Mark entered the US Marine Corps as an infantryman in May of 1988. Six months later, he became part of the Presidential Honor Guard, and served in that role until September 1989.
“In the Presidential Honor Guard, we stood in formations at the Pentagon for the President and visiting dignitaries. We did parades at the Iwo Jima monument on Tuesdays, and at Marine Barracks 8th & I on Fridays, where the Commandant of the Marine Corps resides. We were ‘professional marchers.’ All of our steps and M1 rifle movements were in complete synchronization. We marched for Presidential Inaugural parades and for other special events. We did 21 gun salute ‘firing parties’ for funerals at Arlington National Cemetery almost every day, and marched in formation for full honors funerals.”

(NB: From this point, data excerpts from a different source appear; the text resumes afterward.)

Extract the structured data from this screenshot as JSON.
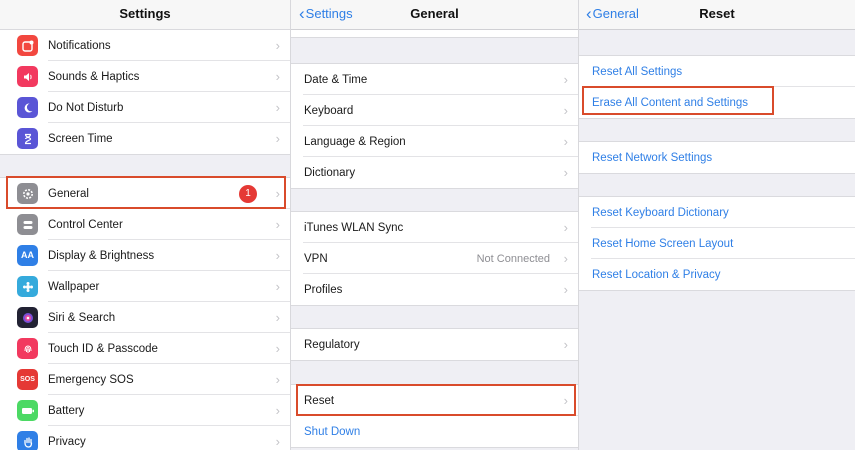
{
  "settings_panel": {
    "title": "Settings",
    "group1": [
      {
        "label": "Notifications",
        "icon": "notifications-icon",
        "color": "#f2473f"
      },
      {
        "label": "Sounds & Haptics",
        "icon": "sounds-icon",
        "color": "#f2395f"
      },
      {
        "label": "Do Not Disturb",
        "icon": "moon-icon",
        "color": "#5a55d6"
      },
      {
        "label": "Screen Time",
        "icon": "hourglass-icon",
        "color": "#5a55d6"
      }
    ],
    "group2": [
      {
        "label": "General",
        "icon": "gear-icon",
        "color": "#8e8e93",
        "badge": "1"
      },
      {
        "label": "Control Center",
        "icon": "switches-icon",
        "color": "#8e8e93"
      },
      {
        "label": "Display & Brightness",
        "icon": "display-icon",
        "color": "#2f7fe6",
        "glyph": "AA"
      },
      {
        "label": "Wallpaper",
        "icon": "wallpaper-icon",
        "color": "#35aadc"
      },
      {
        "label": "Siri & Search",
        "icon": "siri-icon",
        "color": "#222233"
      },
      {
        "label": "Touch ID & Passcode",
        "icon": "fingerprint-icon",
        "color": "#f2395f"
      },
      {
        "label": "Emergency SOS",
        "icon": "sos-icon",
        "color": "#e53935",
        "glyph": "SOS"
      },
      {
        "label": "Battery",
        "icon": "battery-icon",
        "color": "#4cd964"
      },
      {
        "label": "Privacy",
        "icon": "hand-icon",
        "color": "#2f7fe6"
      }
    ]
  },
  "general_panel": {
    "title": "General",
    "back_label": "Settings",
    "group1": [
      {
        "label": "Date & Time"
      },
      {
        "label": "Keyboard"
      },
      {
        "label": "Language & Region"
      },
      {
        "label": "Dictionary"
      }
    ],
    "group2": [
      {
        "label": "iTunes WLAN Sync"
      },
      {
        "label": "VPN",
        "detail": "Not Connected"
      },
      {
        "label": "Profiles"
      }
    ],
    "group3": [
      {
        "label": "Regulatory"
      }
    ],
    "group4": [
      {
        "label": "Reset"
      },
      {
        "label": "Shut Down"
      }
    ]
  },
  "reset_panel": {
    "title": "Reset",
    "back_label": "General",
    "group1": [
      {
        "label": "Reset All Settings"
      },
      {
        "label": "Erase All Content and Settings"
      }
    ],
    "group2": [
      {
        "label": "Reset Network Settings"
      }
    ],
    "group3": [
      {
        "label": "Reset Keyboard Dictionary"
      },
      {
        "label": "Reset Home Screen Layout"
      },
      {
        "label": "Reset Location & Privacy"
      }
    ]
  },
  "colors": {
    "accent": "#2f7fe6",
    "highlight": "#d94b2b",
    "badge": "#e53935"
  }
}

They also trained as infantry platoons at Quantico, Va. In 1989, Mark switched to the Marine Drum & Bugle Corps. A month later, his platoon suddenly and unexpectedly went to fight in Desert Storm. Fortunately, all of his fellow Marines made it back safely.
“As a bugler in the Marine Drum & Bugle Corps, I played ‘Taps’ at Arlington National, Lincoln National, and other cemeteries near D.C. with my friends from the Honor Guard (A Company) who did the firing parties. They called me ‘the Boogie-woogie bugle boy from company A.’ We also performed at the Iwo Jima monument on Tuesdays and at the Barracks on Friday. We traveled around the U.S., performing for several thousand spectators every year.”
Mark and his wife, Kimberly, met when Mark was in the Honor Guard, and they were married in 1992. Their son Christopher is currently deployed in Qatar with the US Air Force.
Kimberly, too, is a vet–a former major in the Army Nurse Corps. Interestingly, their fathers served together in the Navy at the School of Music in Anacostia, and their mothers grew up together, in both church and school, in Bladensburg, Md. Kimberly is now the Clinical Educator for the Summit/WellSpan Physician Offices. Among other things, she teaches new nurses how to correctly swab for Covid-19.
Thank you Mark, Kimberly, and Christopher for your service to our country, and for your ministry within the United Brethren church. And thank you, Mark, for participating in “Taps Across America” and sharing it with us.